More than eight in ten human resources leaders and employees believe their talent management strategies should be improved.
A staggering 85 per cent of respondents to the April 2016 Mercer study, Future-proofing HR: Bridging the gap between employers and employees, admit their talent management programmes and policies need an overhaul.
Further, although 75 per cent of employers claim to be working on creating diverse, inclusive leadership teams, only about half of all employees say their organisation has effective programmes to develop diverse leaders, according to the study, which polled more than 1,730 HR leaders and 4,500 employees across 15 countries.
This helps explain why one in three employees is planning to leave their current organisation within the next 12 months due to lack of career-progression opportunities.
Transforming HR
The HR function, which is responsible for people management, consequently needs an overhaul if the C-suite is ever going to prioritise, and take action around, talent management.
But there are a number of challenges to overcome as part of this overhaul, not least the view held by many C-suites that HR is little more than a cost centre to their business.
Just 4 per cent of HR professionals polled by Mercer believe that HR is viewed as a strategic business partner in their organisations.

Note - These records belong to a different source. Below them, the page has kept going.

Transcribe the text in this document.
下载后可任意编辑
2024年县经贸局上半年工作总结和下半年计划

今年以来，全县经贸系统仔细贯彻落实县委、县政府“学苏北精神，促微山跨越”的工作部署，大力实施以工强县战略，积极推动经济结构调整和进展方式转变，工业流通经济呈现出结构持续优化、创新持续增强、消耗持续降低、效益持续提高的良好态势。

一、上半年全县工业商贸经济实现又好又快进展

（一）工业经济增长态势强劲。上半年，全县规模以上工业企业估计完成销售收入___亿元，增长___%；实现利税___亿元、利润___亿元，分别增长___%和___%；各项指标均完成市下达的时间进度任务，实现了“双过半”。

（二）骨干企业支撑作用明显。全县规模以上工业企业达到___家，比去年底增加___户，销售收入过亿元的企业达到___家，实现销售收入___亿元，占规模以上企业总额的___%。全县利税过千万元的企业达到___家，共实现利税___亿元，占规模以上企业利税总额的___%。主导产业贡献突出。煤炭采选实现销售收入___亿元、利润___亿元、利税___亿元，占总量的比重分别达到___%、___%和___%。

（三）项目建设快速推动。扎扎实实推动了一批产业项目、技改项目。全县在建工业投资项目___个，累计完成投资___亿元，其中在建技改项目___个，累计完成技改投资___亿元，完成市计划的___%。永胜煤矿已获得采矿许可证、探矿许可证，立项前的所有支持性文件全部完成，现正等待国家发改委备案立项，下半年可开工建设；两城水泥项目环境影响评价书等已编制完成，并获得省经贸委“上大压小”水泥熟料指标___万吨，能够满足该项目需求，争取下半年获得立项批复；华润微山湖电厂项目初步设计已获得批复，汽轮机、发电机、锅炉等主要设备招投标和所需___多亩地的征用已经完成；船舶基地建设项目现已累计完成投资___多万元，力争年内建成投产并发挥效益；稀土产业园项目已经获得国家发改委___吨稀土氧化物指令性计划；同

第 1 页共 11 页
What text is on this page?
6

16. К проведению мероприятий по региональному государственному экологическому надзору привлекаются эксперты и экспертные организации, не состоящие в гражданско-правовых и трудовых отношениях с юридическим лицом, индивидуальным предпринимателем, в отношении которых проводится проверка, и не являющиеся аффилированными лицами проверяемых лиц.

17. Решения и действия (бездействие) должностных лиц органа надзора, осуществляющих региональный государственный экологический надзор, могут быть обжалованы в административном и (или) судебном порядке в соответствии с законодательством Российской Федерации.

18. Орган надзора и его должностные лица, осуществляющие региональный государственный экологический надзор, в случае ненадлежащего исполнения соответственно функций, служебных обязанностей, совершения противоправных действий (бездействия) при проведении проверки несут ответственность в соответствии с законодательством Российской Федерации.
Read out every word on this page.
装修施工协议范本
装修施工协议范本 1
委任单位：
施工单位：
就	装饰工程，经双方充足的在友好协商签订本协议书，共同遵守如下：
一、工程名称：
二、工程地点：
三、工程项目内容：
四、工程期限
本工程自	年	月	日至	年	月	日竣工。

This comes as little surprise to Chris Rowley, emeritus professor of human resource management at City University’s Cass Business School. He says: “Despite the common rhetoric that talent is integral to organisations and competitiveness, HR continues to struggle to have clout in the C-suite.
“On the one hand, there is the long-standing antipathy, even hostility, by many towards the HR function and the chief human resource officer’s (CHRO) position in the C-suite.
“On the other hand, there is the desire of HR to transform itself from its traditional reactive and administrative reporting model image towards being a more strategically integrated contributor to organisational performance. One route towards this is for CHROs to be involved in leadership succession plans and talent management. This can involve talent management in twin ways.”
The possibility that supply of labour may be limited by Brexit should be a key driver in motivating C-suites to take action on talent management
Strategic HR leaders make meaningful contributions to strategic debates around important issues such as talent management by becoming proficient in data analytics, because this enables them to arm their C-suite with the people data necessary to assess the current and future state of its workforce.
As Tamsin Sridhara, director at Willis Towers Watson, says: “If you’re in the finance function, you get that continual automated flow of finance data and if you’re in a retail product role you get that daily feed of product data. Why isn’t there the same amount of analytical information and the same amount of data available for people as there is for other functions?”
Professor Rowley agrees, suggesting HR could forge a path ahead for itself by building on HR information systems, and using big data to develop and produce pools of talent and pipelines of top-class internal candidates for senior roles in organisations.
“Of course, globalisation, internationalisation and cross-border M&A, and workforce demographic trends create greater diversity. That makes talent management more difficult to achieve and requires leaders with requisite skills to recognise this and manage such staff,” he says.
Engaging the C-suite
In addition to data analytics, HR professionals need to be able to talk the same language as the C-suite.
As Peter Cheese, chief executive of the Chartered Institute of Personnel and Development (CIPD), says: “What we’ve been saying for a while is that HR can’t speak the language of business, which largely lies in the language of numbers. But equally, the business doesn’t have the language of HR.”
He adds that the time has come for HR to step up and fulfil its potential. “The need for HR to engage with executive managers on big strategic debates has never been clearer. Look what’s happened this year. Brexit has triggered a lot more discussion, as it should, about what is the nature of our workforce today.”
The possibility that organisations’ ready supply of labour may be limited by Brexit should be a key driver in motivating C-suites to take action on talent management. This action should involve a review of their entire people strategies, from the approach to staff recruitment and retention to policies on pay and reward.
In his October 2016 paper, Shaping the world of work – time for a UK jobs strategy, Keith Sisson, emeritus professor of industrial relations at the University of Warwick, says businesses are preoccupied with low pay-based people strategies at the expense of productivity.
“Too many UK businesses, to put it bluntly, operate in the bargain basement, relying on low pay to survive. Work organisation is rooted in ‘lean’ and ‘traditional’ models with extensive managerial hierarchies and long hours, but little high-performance working,” he says.
This short-termism needs to stop or the consequences for UK plc could be disastrous.
“If business doesn’t start to manage people better [and apply] more fairness and more transparency about how they reward, then there will be more legislation, so I think this is a real time for business to step up,” CIPD’s Mr Cheese concludes.